The discovery makes the exoplanet comparably shiny as Venus which is the brightest object in the night sky after the Moon.
The planet, first discovered in 2020, is the size of Neptune. This means it is considerably bigger than Earth. The planet has been called LTT9779b. It orbits its star in just 19 hours.
Because of its very close proximity to its star, the planet's side which faces the star has a temperature of 2000 degrees Celsius. This temperature is considered far too hot for clouds to form.
Yet LTT9779b seems to have them.
"It was really a puzzle," said Vivien Parmentier, a researcher at France's Cote d'Azur Observatory and co-author of a new study in the journal Astronomy and Astrophysics. Parmentier was quoted by AFP.
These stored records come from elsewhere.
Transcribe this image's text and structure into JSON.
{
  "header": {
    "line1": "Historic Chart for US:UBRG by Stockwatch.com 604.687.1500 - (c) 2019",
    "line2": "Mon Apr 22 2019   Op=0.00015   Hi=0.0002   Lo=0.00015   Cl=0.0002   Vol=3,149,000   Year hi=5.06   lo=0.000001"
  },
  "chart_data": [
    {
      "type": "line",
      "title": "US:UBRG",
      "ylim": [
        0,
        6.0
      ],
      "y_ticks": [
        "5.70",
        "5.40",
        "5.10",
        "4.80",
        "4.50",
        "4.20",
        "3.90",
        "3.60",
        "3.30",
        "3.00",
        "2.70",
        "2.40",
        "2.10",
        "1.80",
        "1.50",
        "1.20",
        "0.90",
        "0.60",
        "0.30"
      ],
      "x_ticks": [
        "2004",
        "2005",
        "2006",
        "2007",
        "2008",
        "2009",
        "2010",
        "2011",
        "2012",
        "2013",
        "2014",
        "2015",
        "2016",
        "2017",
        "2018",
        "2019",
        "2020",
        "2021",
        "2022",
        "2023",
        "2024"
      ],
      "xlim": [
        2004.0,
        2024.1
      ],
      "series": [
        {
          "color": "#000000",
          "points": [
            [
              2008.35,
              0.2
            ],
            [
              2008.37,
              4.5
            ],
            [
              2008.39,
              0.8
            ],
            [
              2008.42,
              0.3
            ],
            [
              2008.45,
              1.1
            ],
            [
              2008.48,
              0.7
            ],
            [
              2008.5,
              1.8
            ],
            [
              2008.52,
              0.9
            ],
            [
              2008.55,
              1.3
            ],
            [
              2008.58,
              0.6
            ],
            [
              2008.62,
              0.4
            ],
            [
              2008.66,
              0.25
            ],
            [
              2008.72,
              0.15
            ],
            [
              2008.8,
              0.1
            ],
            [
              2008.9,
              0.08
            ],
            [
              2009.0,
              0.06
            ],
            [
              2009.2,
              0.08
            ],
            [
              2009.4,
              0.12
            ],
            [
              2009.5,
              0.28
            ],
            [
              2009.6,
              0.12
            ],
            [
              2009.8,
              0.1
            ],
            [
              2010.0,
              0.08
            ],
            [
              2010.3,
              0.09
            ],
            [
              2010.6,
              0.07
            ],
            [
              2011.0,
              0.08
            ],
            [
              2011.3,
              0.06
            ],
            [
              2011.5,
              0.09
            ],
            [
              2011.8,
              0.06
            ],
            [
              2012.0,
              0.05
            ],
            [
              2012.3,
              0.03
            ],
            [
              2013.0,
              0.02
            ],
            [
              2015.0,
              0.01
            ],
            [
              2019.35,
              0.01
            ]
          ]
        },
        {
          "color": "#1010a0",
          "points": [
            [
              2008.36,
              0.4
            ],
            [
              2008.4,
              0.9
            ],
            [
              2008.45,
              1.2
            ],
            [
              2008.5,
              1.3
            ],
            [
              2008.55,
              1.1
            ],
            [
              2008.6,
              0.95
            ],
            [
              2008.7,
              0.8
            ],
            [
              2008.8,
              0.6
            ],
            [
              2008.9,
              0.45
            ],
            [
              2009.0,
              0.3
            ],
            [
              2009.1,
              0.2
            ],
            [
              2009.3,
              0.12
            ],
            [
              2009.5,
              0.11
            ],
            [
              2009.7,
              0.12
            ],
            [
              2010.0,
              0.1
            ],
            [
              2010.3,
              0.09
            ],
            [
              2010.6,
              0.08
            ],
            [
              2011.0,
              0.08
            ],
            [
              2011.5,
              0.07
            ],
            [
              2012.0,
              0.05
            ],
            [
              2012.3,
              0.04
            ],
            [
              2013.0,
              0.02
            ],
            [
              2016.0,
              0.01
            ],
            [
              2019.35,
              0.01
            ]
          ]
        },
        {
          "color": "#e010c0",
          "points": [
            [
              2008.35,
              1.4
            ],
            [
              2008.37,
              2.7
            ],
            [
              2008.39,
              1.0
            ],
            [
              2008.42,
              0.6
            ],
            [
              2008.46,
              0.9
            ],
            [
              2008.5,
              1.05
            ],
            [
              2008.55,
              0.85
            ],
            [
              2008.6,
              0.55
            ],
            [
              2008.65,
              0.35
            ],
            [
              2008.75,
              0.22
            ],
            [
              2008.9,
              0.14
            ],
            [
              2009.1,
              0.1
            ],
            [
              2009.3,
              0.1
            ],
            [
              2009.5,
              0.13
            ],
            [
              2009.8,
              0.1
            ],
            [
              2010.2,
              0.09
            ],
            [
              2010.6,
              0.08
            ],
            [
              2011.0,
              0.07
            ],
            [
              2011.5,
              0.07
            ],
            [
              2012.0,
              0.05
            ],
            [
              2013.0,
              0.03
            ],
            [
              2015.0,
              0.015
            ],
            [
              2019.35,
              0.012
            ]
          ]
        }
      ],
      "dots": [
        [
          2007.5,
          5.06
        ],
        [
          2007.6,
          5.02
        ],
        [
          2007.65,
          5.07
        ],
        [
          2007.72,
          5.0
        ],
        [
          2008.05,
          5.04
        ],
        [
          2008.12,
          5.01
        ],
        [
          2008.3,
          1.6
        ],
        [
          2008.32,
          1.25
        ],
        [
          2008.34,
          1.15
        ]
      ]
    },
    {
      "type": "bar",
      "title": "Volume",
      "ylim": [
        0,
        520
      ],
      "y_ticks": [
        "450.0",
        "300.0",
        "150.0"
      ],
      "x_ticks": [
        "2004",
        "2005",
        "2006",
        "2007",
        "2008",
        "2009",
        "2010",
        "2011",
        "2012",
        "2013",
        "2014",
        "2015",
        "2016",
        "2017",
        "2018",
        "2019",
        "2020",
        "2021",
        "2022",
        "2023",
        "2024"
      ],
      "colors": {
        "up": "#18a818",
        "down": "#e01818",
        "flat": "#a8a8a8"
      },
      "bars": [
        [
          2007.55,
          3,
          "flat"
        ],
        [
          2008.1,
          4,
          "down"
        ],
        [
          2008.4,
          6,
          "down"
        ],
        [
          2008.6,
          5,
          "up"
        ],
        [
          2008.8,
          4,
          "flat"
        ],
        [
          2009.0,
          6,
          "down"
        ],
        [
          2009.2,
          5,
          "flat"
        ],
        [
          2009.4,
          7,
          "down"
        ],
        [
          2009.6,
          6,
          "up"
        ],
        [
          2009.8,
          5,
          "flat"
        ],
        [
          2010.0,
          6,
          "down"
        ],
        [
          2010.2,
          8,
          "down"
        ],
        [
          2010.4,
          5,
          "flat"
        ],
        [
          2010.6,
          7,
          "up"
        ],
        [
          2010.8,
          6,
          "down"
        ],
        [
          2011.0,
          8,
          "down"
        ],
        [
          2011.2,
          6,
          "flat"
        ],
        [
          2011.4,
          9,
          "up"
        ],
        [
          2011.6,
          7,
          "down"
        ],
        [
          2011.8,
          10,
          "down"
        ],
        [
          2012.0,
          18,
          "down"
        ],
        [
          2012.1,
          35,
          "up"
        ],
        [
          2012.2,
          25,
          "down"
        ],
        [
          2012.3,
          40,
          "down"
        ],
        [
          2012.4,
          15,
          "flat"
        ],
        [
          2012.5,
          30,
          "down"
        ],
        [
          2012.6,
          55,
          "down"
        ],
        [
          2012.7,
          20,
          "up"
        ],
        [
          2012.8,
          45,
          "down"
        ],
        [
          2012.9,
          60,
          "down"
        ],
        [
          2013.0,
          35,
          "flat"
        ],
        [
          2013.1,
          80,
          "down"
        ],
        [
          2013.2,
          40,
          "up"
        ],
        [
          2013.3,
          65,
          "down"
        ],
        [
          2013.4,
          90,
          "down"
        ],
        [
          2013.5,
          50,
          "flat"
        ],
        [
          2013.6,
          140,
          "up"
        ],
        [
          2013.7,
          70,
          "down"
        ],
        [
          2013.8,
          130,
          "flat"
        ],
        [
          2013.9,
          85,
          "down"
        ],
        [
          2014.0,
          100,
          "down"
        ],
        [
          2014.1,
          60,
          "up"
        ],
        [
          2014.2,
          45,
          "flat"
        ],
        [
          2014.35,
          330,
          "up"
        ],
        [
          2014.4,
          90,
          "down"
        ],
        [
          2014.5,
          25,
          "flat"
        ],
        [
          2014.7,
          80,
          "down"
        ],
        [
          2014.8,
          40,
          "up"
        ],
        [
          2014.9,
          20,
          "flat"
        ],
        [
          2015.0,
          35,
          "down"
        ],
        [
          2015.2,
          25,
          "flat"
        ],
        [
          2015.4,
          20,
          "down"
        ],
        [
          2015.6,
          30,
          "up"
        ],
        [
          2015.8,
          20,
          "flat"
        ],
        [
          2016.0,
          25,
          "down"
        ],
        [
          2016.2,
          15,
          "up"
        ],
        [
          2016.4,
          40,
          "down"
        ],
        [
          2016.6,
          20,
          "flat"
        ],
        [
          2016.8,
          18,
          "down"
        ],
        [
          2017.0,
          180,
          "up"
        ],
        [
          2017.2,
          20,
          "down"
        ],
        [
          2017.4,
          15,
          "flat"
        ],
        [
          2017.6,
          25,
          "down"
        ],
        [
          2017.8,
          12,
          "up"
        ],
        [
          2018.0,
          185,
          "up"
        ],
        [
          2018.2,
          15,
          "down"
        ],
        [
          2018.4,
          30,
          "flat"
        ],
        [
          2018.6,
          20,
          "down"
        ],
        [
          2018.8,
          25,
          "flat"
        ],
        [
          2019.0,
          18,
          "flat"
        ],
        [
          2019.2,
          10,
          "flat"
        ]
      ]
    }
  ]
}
The researchers then "realised we should think about this cloud formation in the same way as condensation forming in a bathroom after a hot shower," he said in a statement.
Like running hot water steams up a bathroom, a scorching stream of metal and silicate -- the stuff of which glass is made -- oversaturated LTT9779b's atmosphere until metallic clouds formed, he said.
Surviving 'Neptune desert'
The planet, which is around five times the size of Earth, is an outlier in other ways.
But LTT9779b lives in a region called the "Neptune desert", where planets its size are not supposed to be found.
"It's a planet that shouldn't exist," Parmentier said.
"We expect planets like this to have their atmosphere blown away by their star, leaving behind bare rock."
The metallic clouds 'act like a mirror' and reflect away light, thus preventing the atmosphere from being blown away, as per Cheops project scientist Maximilian Guenther.
"It's a bit like a shield, like in those old Star Trek films where they have shields around their ships," he told AFP.